Eine verdächtige Beobachtung an einer Amberger Schule führte am Montag zu einem Polizeieinsatz. Doch schnell stellte sich heraus: Gefahr bestand keine.

Rascher Polizeieinsatz
Amberg. Mehrere Hinweise erreichten die Polizei Amberg am Montag gegen 13 Uhr. Zeugen meldeten einen Mann, der sich vor einer Schule auffällig verhalten und scheinbar Kontakt zu Kindern gesucht haben soll. Sofort rückten mehrere Streifen an und suchten nach der beschriebenen Person.
Amberg – Unschuldsannahme bestätigt
Nur wenig später fanden die Beamten den 33-Jährigen im Umfeld der Schule. Die Überprüfung brachte schnelle Klarheit: Der Mann war Influencer und drehte zufällig in diesem Bereich kurze Videos. Von schlechten Absichten oder einer Annäherung an Kinder konnte die Polizei vollständig absehen. Damit war der Verdacht ausgeräumt.
Polizei mahnt zu Besonnenheit
Polizeihauptkommissar Dominik Lehmeier betont, wie wichtig Wachsamkeit ist, warnt aber zugleich vor voreiligen Schlussfolgerungen. Meldungen über angeblich angesprochene Kinder sollten nicht ungeprüft über soziale Medien verbreitet werden. Gerüchte schüren unnötige Angst und belasten Familien wie Einsatzkräfte. Wer einen Verdacht hat, sollte immer zuerst bei der Polizei nachfragen.
Wichtige Tipps für Eltern und Kinder
Um Kinder zu schützen, braucht es laut Polizei vor allem eine offene Kommunikation im Elternhaus.
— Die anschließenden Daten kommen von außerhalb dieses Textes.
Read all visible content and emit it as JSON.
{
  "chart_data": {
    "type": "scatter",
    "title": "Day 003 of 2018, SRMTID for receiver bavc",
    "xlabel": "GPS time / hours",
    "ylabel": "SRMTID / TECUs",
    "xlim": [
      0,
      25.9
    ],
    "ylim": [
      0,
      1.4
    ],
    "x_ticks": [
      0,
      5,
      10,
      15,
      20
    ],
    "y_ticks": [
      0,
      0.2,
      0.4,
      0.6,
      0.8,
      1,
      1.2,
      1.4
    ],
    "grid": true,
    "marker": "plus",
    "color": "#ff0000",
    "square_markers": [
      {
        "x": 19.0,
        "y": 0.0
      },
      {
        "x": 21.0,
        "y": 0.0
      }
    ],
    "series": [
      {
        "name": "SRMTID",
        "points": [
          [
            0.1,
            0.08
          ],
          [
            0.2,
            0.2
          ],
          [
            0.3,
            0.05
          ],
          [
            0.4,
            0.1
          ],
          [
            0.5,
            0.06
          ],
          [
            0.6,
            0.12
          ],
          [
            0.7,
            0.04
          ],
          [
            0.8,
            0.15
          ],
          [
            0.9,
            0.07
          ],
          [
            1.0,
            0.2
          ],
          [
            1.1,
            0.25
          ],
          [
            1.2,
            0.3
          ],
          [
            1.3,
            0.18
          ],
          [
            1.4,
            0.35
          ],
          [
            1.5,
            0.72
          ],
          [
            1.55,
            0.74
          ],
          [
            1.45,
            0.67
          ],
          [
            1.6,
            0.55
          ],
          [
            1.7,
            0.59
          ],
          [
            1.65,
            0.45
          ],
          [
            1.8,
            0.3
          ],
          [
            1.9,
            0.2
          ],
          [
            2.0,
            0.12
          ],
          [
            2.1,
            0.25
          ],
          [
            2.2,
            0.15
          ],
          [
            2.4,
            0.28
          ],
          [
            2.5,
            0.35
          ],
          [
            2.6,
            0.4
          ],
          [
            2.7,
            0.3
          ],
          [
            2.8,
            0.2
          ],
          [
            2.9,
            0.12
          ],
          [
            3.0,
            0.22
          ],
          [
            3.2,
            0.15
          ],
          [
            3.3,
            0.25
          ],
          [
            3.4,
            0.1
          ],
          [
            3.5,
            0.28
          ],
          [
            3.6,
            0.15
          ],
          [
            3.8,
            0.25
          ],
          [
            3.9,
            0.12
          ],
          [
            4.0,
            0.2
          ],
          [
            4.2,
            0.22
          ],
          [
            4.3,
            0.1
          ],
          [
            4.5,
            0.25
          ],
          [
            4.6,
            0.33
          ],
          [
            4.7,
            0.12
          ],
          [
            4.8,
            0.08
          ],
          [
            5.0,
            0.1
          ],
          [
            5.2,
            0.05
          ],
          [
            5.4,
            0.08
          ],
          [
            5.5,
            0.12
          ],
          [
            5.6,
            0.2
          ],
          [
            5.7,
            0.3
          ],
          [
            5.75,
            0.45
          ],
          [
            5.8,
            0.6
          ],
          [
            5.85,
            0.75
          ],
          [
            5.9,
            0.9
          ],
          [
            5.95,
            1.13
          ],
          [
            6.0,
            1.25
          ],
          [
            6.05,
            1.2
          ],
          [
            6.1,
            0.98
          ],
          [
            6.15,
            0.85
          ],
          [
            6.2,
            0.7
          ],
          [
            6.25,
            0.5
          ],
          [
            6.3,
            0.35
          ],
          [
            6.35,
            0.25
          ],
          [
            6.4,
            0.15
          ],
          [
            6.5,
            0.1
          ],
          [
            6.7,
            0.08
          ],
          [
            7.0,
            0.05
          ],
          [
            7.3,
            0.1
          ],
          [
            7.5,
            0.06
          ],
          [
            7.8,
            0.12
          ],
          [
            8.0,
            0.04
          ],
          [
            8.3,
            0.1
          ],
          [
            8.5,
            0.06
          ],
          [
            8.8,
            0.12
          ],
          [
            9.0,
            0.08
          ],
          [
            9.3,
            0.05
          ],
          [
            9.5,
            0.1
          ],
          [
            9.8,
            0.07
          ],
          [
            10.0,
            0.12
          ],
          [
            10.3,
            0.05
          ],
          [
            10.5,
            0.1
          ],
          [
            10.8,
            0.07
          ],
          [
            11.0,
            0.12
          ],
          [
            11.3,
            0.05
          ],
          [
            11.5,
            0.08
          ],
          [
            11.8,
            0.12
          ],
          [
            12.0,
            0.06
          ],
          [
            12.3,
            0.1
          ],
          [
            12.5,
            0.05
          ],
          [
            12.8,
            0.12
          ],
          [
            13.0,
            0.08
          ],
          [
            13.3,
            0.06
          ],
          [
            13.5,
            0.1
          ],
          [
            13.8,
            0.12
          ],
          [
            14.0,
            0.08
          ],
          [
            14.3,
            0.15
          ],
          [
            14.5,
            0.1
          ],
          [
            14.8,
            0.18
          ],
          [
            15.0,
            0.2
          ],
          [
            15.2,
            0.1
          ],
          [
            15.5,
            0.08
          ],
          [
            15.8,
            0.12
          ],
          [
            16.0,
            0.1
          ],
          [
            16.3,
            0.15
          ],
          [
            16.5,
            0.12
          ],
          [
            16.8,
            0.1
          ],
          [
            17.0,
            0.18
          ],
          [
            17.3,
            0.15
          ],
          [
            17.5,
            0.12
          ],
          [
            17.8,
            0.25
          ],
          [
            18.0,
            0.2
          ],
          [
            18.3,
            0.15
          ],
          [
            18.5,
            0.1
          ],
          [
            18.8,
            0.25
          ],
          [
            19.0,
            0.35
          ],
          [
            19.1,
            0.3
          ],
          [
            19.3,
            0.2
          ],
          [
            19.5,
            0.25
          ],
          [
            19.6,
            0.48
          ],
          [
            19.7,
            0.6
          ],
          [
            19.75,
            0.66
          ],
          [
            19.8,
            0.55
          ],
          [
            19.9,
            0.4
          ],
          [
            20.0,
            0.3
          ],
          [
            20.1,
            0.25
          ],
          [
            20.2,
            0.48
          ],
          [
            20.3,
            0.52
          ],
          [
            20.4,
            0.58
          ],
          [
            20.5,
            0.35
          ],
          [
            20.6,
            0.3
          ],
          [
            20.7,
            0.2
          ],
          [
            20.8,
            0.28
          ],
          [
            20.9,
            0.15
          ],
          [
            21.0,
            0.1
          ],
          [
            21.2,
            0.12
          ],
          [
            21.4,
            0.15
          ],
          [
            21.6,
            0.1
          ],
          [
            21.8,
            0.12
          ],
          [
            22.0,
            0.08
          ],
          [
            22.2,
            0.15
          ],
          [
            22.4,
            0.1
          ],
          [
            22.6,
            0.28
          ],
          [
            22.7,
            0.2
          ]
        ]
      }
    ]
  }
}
Kinder sollen Erlebnisse jederzeit vertrauensvoll erzählen können – ohne Angst vor Vorwürfen. Eltern werden ermutigt, Situationen zu besprechen, ohne dramatische Szenarien oder Rollenspiele.
Ganz zentral bleibt: Kinder dürfen immer Nein sagen, sollen nie mit Fremden mitgehen und sich nicht an Fahrzeuge annähern. Absprachen über Abholungen müssen klar geregelt sein. Namen und Adressen gehören nicht sichtbar auf Rucksäcke.
Im Notfall sollten Kinder wissen, wo sie Hilfe bekommen – bei Menschen in Geschäften, Praxen oder Wohnungen. Wegrennen und laut um Hilfe rufen ist ausdrücklich erlaubt. Und: Die Polizei ist jederzeit über die kostenfreie 110 erreichbar.